Things take a turn from The Bear toward Norma Rae when Marge and company begin talk of starting a union after she discovers that Gil and Finn have been depriving the workers of their overtime pay. There’s a great riff on CNBC’s Mad Money with Jim Cramer– called, naturally, Demented Dollars with Fiscal Cliff– that, again, features a lot of really dynamic, eye-grabbing animation and showcases the disparity between the lifestyles of billionaires and the workers who make them all their money in the first place. I thought the first two acts of “Night of the Living Wage” were super strong, but things started to fall apart for me a little bit near the end when Homer goes against Marge in the union battle, resulting in Finn firing all of his employees and replacing them with drones.
As dumb as Homer can be and often is, it just felt a little out of character for him to side with someone else over his wife, even temporarily.
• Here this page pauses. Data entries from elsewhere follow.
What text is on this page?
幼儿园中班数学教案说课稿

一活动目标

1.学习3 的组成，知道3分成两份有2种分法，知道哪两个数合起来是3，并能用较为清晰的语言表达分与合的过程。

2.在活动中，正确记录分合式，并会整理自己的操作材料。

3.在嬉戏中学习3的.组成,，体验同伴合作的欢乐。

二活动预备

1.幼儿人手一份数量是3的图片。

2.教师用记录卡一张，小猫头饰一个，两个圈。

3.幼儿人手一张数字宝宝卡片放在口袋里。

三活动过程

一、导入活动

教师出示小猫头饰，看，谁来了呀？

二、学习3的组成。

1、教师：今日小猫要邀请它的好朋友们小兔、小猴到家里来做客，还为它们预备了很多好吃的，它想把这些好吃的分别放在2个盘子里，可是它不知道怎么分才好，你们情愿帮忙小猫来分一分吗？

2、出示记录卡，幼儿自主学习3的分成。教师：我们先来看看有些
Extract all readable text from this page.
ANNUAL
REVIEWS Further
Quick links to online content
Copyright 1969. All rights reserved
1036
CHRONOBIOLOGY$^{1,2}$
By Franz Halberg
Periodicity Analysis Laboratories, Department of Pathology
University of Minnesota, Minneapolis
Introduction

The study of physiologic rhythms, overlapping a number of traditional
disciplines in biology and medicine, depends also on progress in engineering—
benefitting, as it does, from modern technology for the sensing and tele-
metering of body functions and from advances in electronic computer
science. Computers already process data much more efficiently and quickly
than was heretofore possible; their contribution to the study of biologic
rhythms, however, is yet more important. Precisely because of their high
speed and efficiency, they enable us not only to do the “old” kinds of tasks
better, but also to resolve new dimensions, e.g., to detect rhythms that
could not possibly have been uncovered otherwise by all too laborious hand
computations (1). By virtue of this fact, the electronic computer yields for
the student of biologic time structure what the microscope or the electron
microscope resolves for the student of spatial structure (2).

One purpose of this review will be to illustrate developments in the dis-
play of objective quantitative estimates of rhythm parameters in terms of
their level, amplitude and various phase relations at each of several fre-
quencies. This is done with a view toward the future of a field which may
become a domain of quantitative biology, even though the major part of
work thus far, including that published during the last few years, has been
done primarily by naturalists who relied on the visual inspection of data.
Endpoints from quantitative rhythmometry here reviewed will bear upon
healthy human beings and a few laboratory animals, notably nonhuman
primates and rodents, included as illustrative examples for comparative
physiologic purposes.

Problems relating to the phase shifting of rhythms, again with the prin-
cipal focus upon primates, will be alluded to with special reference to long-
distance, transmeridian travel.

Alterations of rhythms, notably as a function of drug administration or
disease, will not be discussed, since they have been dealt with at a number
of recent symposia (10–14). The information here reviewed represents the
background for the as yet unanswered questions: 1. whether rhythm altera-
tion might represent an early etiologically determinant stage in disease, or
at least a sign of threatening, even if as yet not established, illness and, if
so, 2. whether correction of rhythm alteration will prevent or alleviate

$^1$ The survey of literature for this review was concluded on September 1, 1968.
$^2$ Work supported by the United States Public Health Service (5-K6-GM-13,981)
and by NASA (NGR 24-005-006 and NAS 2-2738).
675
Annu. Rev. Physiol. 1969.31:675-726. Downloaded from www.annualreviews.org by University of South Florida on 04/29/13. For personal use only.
There’s a predictably saccharine ending here after the patriarch of Our Favorite Family realizes what he’s done and zaps all the drones with an EMP from Springfield Nuclear, but it also feels rushed, with a bizarre wrap-up voice-over monologue by Sarcastic Man (Hank Azaria) tying up all the loose ends (like “Whatever happened with the chicken’s medical bills?”) reminding me a bit of the “Oh, let’s say Moe” conclusion to the classic ninth-season episode “Das Bus.” Regardless, this was about two-thirds of a great episode, but the animation was so impressive all-around– seriously, this aspect of the show has been improving more and more lately– that I would have to wholeheartedly recommend it based on that alone.
New episodes of The Simpsons air Sunday evenings on FOX.